Sphenoethmoid cell (Onodi cell): This is formed by lateral and posterior pneumatization of the most posterior ethmoid cells over the sphenoid sinus. The presence of Onodi cells increases the chance that the optic nerve and/or carotid artery would be exposed (or nearly exposed) in the pneumatized cell.
Uncinate process: This is a 3-dimensional sickle-shaped (also described as a hook- or L-shaped) bone of the lateral nasal wall. Anteriorly, the uncinate process attaches to the lacrimal bone; inferiorly, the uncinate process attaches to the ethmoidal process of the inferior turbinate. The posterior edge lies in the hiatus semilunaris inferioris. Superiorly, the uncinate process may attach to the middle turbinate, lamina papyracea, and/or the skull base.

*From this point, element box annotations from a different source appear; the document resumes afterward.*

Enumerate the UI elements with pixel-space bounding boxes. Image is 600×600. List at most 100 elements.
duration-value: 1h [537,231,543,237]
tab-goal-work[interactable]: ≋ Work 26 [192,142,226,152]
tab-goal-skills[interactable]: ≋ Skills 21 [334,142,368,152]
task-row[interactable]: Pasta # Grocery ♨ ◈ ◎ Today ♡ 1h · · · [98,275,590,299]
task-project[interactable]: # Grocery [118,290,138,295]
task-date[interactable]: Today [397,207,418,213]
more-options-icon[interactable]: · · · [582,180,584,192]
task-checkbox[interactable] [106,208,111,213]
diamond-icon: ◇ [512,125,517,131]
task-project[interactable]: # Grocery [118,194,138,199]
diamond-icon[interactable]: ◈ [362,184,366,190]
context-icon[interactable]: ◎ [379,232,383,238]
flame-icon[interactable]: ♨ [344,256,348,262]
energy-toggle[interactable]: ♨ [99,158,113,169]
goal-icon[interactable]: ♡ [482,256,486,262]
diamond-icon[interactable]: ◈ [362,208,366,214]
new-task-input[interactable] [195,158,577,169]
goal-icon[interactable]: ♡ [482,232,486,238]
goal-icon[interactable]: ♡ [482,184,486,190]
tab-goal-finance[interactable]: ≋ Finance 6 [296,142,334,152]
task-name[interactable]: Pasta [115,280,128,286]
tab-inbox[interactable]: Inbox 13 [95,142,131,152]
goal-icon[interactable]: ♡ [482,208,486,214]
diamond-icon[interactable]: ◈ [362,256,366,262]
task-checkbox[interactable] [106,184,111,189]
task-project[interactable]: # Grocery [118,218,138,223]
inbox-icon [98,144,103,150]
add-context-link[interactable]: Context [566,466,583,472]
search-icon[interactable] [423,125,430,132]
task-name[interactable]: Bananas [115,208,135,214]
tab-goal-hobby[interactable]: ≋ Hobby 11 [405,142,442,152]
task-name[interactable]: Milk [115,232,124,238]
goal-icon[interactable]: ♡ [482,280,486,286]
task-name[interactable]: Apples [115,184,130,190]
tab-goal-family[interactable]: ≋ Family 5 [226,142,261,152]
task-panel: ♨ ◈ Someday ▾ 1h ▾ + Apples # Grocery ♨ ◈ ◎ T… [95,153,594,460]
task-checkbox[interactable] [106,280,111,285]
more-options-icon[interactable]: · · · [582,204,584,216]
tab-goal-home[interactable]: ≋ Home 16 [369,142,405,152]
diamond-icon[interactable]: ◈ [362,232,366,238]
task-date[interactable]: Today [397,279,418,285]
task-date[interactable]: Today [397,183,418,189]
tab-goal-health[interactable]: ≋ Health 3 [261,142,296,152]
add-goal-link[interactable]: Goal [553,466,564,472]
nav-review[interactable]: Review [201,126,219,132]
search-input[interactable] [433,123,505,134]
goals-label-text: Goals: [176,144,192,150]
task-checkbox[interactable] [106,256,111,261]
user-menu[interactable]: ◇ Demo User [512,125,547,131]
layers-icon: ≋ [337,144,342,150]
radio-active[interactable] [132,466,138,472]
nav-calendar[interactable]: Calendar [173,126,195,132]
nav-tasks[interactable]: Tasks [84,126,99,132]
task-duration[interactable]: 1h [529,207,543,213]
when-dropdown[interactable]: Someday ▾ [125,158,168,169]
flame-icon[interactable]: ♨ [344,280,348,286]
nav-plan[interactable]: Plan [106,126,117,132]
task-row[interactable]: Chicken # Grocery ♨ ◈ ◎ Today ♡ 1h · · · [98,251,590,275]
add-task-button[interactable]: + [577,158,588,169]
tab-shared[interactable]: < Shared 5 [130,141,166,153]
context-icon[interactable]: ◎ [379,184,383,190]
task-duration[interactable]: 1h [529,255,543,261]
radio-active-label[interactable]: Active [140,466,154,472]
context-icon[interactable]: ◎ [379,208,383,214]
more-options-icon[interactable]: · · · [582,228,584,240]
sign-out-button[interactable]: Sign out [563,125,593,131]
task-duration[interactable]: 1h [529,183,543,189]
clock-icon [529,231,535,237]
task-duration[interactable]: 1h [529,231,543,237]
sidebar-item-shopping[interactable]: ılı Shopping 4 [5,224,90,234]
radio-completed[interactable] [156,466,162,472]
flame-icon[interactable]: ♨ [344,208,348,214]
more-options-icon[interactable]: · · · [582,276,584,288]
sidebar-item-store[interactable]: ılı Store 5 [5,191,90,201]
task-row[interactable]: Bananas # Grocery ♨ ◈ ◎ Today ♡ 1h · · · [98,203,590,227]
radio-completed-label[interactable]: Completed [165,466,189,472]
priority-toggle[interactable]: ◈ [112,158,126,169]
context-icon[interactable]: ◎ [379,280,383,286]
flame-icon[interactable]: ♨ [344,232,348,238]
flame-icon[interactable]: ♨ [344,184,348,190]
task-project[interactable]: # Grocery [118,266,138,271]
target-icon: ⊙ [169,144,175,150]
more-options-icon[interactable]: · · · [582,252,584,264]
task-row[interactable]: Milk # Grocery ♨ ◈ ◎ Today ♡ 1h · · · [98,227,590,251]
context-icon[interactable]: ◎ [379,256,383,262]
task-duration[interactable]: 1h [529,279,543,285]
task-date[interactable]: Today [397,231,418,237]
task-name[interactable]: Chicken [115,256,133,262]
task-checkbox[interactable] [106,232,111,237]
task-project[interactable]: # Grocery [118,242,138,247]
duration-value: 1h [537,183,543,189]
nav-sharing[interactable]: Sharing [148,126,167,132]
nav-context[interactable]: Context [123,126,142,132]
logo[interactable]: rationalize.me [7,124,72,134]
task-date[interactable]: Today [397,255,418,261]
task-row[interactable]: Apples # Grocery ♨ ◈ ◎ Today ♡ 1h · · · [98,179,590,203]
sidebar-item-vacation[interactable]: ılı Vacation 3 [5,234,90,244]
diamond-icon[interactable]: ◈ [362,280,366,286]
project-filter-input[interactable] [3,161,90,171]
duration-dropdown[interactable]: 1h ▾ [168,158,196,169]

- In general, the larger the air cells, the thinner the bony walls become. This may increase the chance for injuring structures within or adjacent to such bony structures lining the air cell.
- On CT scan, AFS is depicted as a heterogenous opacification that can be seen with a typical pattern of central hyperdense areas of opacification surrounded by less dense areas of opacification.
- Unilateral sinonasal polypoid soft tissue masses in the area of the ethmoid cells may represent a herniated encephalocele. An MRI may be helpful in its differentiation.